Unpacking, validating, SHA'ing everything is disk and CPU intensive.
The `.noindex` extension stops spotlight from indexing the continous
churn of files being unpacked and moved and saves time.

Finally, I rename and archive it all up (currently using zstd to
compress).

### Stats

```
9696 % fd -tf . gauntlet.$(today).noindex | wc -l
  561270
3.5G gauntlet.2021-08-06.noindex
239M gauntlet.2021-08-06.noindex.tar.zst
```

So I wind up with a little over half a million unique ruby files to
parse. It's about 3.5g but compresses very nicely down to 240m

## Running the Gauntlet

Assuming you're starting from scratch, unpack the archive once:

```
% tar xf gauntlet.$(today).noindex.tar.zst
```

(BSD tar (and apparently newer gnu tars) can detect and uncompress
most compression formats)

Then, either run a single process (easier to read):

```
% ./gauntlet/bin/gauntlet.rb gauntlet/*.noindex/?
```

Or max out your machine using xargs (note the `-P 16` and choose accordingly):

```
% ls -d gauntlet/*.noindex/?/? | time xargs -n 1 -P 16 ./gauntlet/bin/gauntlet.rb
```

In another terminal I usually monitor the progress like so:

```
% while true ; do clear; fd . -td -te gauntlet/*.noindex -X rmdir -p 2> /dev/null ; for D in gauntlet/*.noindex/? ; do echo -n "$D: "; fd .rb $D | wc -l ; done ; echo ; sleep 30 ; done
```

After this is run and done, there will be files left over that
couldn't be parsed. There will also be a directory with a name like
`gauntlet.slow.1` of files that timed out.

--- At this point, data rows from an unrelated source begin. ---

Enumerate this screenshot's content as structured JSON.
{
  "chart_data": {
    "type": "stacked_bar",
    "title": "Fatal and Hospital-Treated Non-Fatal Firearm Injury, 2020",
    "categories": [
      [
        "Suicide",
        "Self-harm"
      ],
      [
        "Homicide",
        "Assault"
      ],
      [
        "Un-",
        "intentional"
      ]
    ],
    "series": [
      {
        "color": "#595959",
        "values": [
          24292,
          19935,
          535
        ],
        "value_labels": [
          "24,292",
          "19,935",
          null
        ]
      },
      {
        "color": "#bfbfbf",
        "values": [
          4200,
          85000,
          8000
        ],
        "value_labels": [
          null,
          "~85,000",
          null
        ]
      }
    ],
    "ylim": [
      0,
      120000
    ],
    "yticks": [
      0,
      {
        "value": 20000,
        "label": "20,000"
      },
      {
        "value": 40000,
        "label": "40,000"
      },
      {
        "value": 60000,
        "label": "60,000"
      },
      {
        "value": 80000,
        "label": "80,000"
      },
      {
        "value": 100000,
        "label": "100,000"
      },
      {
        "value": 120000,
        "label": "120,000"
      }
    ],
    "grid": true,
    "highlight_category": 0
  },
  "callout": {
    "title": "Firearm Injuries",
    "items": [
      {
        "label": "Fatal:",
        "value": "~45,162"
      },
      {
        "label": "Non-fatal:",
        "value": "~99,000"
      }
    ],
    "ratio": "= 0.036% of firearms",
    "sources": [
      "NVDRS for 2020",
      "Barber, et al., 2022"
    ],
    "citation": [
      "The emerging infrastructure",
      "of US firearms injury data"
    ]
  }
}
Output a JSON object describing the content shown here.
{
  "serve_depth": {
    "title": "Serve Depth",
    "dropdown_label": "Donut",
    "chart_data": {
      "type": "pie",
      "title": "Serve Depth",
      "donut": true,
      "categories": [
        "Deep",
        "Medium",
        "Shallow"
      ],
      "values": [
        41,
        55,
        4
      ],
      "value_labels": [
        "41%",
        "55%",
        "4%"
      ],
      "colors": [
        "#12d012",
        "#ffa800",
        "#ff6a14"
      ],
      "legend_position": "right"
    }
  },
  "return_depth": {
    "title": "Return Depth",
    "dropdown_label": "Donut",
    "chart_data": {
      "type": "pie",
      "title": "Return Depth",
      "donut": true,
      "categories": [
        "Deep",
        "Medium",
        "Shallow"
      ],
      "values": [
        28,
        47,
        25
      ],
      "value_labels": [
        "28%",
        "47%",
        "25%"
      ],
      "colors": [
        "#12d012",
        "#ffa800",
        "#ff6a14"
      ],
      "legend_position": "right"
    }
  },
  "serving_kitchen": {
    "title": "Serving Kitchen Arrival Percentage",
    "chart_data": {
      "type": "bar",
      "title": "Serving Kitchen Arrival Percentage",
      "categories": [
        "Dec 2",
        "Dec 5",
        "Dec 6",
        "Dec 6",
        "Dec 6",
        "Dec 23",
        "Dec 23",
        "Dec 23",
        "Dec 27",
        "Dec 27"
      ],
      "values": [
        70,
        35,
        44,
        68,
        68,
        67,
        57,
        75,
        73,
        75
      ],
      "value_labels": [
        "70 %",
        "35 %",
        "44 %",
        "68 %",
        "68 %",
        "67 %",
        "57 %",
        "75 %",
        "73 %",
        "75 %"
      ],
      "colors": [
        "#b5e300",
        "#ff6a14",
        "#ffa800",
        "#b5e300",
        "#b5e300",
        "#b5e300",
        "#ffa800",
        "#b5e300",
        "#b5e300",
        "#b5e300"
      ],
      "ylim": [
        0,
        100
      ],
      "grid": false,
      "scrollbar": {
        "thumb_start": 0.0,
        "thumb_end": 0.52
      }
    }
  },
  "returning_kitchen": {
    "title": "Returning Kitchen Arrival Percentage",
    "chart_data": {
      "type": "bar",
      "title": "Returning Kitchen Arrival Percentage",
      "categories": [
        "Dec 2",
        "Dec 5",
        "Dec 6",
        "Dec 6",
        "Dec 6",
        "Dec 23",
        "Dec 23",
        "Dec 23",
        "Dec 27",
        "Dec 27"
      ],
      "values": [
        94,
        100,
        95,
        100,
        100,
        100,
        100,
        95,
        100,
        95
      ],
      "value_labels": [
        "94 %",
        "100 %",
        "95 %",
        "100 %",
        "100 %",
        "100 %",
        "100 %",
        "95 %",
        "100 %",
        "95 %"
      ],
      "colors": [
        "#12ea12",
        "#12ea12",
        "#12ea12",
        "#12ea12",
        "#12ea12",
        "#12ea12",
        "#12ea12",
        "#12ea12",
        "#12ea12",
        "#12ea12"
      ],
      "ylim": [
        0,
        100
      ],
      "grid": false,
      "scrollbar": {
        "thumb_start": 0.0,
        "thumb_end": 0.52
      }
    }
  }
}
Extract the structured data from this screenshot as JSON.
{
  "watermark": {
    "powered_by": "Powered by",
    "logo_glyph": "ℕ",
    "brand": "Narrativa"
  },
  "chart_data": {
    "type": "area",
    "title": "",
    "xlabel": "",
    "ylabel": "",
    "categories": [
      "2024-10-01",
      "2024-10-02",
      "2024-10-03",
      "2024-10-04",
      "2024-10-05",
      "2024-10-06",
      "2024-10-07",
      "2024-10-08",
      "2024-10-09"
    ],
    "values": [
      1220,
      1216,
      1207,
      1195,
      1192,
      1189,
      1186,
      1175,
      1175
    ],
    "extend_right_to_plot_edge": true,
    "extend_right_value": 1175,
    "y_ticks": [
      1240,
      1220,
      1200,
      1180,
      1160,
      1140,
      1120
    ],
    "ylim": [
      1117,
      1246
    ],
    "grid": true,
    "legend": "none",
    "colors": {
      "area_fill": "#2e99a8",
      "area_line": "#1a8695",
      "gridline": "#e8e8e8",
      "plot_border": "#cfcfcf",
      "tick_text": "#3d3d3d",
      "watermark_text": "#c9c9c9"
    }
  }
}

What I generally do is wait
for the first run to end and then start increasing the timeout and run
again on the timeout dir:

```
$ ls -d gauntlet.slow.1/*.noindex/?/? | RP_TIMEOUT=30 time xargs -n 1 -P 16 ./gauntlet/bin/gauntlet.rb
# or:
$ RP_TIMEOUT=30 time ./gauntlet/bin/gauntlet.rb gauntlet.slow.*
$ RP_TIMEOUT=60 time ./gauntlet/bin/gauntlet.rb gauntlet.slow.*
$ fd -tf . gauntlet.slow.60/
gauntlet.slow.60/gauntlet.2025-10-22.new.noindex/2/f/f/2ff00bbd2ee63b2145d247570c130823dce2b9fe.rb
gauntlet.slow.60/gauntlet.2025-10-22.new.noindex/a/a/4/aa44d5a214217036425bf8fce5a7ab5b0e04fd92.rb
```

for the most part, you wind up with absurdly large generated ruby files:

```
10022 $ wc -l gauntlet.slow.60/*/?/?/?/*.rb
  412444 gauntlet.slow.60/gauntlet.2025-10-22.new.noindex/2/f/f/2ff00bbd2ee63b2145d247570c130823dce2b9fe.rb
  295249 gauntlet.slow.60/gauntlet.2025-10-22.new.noindex/a/a/4/aa44d5a214217036425bf8fce5a7ab5b0e04fd92.rb
  707693 total
```

and I don't care so much about these.